Llevo el móvil en la mano pero me da pereza usar el botón de foto. Trotando al ritmo de la música me aproximo a los menhires con la luz preciosa, el cielo sin una nube, verde fosforescente en los pies con alguna margarita salvaje en su sitio correcto.
Perfecto para una foto. Pero estoy más entretenida andando-danzando, con los pies descalzos sobre la hierba y la música-vídeo de ahí abajo (↓↓↓) con la india emplumada. Coincide que nadie se aproxima por los caminos, ni ciclistas, paseantes de perros, caminantes, runners o turistas. Sé perfectamente que la loma se ve desde lejos, con toda claridad. Aún así, no puedo evitar la inercia de recorrer los menhires haciendo espirales, de uno a otro, mirando por las ventanas centrales de algunos, rozando otros. Desde lejos, imagino, la estampa rarísima de alguien circunvalando las piedras con las chanclas en la mano y una larga falda naranja, en un extraño paseo druídico de piedra a piedra.

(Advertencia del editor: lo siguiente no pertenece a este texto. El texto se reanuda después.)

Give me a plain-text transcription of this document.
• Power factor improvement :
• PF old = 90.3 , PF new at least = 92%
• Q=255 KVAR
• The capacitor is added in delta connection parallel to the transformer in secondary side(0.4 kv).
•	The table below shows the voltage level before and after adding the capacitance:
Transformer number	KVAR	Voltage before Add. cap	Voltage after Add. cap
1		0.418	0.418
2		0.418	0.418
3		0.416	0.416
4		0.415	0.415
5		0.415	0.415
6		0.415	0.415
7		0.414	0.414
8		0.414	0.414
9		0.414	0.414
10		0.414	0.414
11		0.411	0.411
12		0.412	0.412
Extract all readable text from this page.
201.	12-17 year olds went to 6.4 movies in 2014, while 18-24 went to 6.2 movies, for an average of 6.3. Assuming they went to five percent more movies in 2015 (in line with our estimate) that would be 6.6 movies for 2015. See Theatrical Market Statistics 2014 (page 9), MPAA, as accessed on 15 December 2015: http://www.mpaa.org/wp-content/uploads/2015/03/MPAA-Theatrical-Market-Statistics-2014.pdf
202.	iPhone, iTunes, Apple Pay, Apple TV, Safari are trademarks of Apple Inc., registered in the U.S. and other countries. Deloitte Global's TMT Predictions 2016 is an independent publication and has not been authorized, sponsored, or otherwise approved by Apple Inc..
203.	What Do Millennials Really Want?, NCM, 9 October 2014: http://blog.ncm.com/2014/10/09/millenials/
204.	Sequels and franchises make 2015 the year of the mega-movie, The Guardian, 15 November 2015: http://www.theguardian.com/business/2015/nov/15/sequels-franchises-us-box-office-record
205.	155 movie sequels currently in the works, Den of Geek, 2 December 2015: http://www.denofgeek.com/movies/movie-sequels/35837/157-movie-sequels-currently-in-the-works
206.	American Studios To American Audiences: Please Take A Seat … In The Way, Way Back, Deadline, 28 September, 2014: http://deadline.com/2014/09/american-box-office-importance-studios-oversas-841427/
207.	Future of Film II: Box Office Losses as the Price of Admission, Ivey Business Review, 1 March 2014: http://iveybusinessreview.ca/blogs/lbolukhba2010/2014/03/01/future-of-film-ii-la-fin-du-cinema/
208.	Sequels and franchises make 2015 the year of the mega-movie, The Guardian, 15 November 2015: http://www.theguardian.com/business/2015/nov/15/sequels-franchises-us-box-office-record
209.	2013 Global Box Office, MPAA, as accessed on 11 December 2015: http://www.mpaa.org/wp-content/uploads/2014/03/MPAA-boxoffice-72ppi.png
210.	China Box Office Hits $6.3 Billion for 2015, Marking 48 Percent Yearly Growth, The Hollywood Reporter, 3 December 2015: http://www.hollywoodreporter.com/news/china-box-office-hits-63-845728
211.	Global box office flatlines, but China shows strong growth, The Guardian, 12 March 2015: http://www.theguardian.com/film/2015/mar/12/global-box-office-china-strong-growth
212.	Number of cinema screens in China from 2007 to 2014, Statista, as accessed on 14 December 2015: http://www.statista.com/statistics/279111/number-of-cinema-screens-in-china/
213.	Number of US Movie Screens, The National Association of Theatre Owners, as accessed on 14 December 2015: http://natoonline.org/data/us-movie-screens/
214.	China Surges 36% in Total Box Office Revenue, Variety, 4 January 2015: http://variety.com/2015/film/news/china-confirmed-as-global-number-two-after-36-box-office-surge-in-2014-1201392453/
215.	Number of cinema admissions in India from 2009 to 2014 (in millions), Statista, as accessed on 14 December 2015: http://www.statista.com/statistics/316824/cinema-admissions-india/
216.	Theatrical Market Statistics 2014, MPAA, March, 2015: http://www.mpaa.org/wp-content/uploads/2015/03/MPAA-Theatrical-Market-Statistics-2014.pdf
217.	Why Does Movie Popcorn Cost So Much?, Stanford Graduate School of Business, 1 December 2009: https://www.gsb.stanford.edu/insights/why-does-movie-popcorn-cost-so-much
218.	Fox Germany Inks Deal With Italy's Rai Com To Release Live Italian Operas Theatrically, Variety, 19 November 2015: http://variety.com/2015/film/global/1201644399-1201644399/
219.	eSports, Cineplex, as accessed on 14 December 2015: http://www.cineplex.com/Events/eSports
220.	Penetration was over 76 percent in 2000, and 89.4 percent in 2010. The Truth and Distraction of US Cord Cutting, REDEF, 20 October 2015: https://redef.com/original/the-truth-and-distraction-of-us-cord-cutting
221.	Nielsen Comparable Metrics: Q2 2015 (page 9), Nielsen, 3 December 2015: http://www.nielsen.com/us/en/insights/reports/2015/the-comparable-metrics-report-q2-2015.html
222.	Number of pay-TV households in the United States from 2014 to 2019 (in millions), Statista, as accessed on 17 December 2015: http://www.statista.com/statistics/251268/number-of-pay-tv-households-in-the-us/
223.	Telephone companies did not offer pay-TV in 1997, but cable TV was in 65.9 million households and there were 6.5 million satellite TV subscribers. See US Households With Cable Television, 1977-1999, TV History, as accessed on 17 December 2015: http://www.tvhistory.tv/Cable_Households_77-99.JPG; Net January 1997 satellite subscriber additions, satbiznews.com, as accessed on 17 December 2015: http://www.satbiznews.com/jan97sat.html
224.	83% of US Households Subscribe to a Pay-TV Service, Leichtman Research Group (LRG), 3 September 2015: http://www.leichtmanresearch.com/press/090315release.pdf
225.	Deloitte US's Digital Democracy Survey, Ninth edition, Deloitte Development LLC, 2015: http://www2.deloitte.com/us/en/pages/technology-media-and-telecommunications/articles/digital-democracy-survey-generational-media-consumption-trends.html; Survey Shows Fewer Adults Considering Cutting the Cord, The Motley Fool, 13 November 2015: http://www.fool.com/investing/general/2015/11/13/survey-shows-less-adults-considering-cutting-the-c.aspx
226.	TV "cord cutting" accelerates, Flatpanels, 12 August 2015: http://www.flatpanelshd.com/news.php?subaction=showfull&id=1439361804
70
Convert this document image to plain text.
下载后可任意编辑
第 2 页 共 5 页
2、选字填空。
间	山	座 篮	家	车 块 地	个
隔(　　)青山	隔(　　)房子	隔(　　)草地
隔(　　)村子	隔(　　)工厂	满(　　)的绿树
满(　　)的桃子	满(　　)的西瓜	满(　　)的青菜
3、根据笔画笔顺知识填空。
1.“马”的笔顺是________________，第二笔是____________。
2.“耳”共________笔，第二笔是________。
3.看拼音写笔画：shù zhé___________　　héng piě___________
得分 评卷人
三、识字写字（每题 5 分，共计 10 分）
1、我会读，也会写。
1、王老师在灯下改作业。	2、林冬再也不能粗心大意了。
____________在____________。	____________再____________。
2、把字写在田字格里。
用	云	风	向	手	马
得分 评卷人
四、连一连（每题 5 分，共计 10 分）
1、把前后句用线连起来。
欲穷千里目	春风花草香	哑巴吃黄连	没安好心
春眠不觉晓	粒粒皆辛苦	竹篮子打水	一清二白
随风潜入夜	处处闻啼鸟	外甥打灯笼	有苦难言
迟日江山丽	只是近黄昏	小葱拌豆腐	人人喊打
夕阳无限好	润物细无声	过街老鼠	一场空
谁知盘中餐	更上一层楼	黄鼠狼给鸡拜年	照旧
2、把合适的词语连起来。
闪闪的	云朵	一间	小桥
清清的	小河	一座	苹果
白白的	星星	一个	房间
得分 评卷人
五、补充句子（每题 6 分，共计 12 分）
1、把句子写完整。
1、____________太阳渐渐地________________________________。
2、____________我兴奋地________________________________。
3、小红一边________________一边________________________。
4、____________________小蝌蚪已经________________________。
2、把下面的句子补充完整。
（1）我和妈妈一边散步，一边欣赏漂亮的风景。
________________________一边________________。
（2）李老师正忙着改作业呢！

Con la propia inercia, cuando ya los he recorrido todos de manera espontánea, veo de frente la dirección monte a través que ya seguía en dirección a la playa.
A la vuelta hay una pareja de turistas poniéndole caras a un aparato negro, una cámara de vídeo-fotos con una visor. Los menhires quedan varios metros a sus espaldas. Uno extiende el brazo y ambos ponen muecas graciosas y absurdas, esas caras de selfie. Vuelven a repetir la toma, uno de ellos se aleja, levanta un brazo y una pierna al aire, hace otra mueca de una gran sonrisa, el que lleva la cámara inclina la cabeza y saca la lengua al visor.
Se acercan a revisar la instantánea y quedan satisfechos de lo que haya salido. Por el encuadre, imagino que en la foto se producirá el efecto óptico y graciosete de que el segundo está apoyado sobre las piedras del fondo. Apagan y se van.
Los he visto llegar, hacerse fotos y marcharse por el camino.
Ninguno de la pareja se ha acercado ni medio metro a observar el horizonte por los cuadrados-ventana de los menhires. Ni muchísimo menos, tocarlos.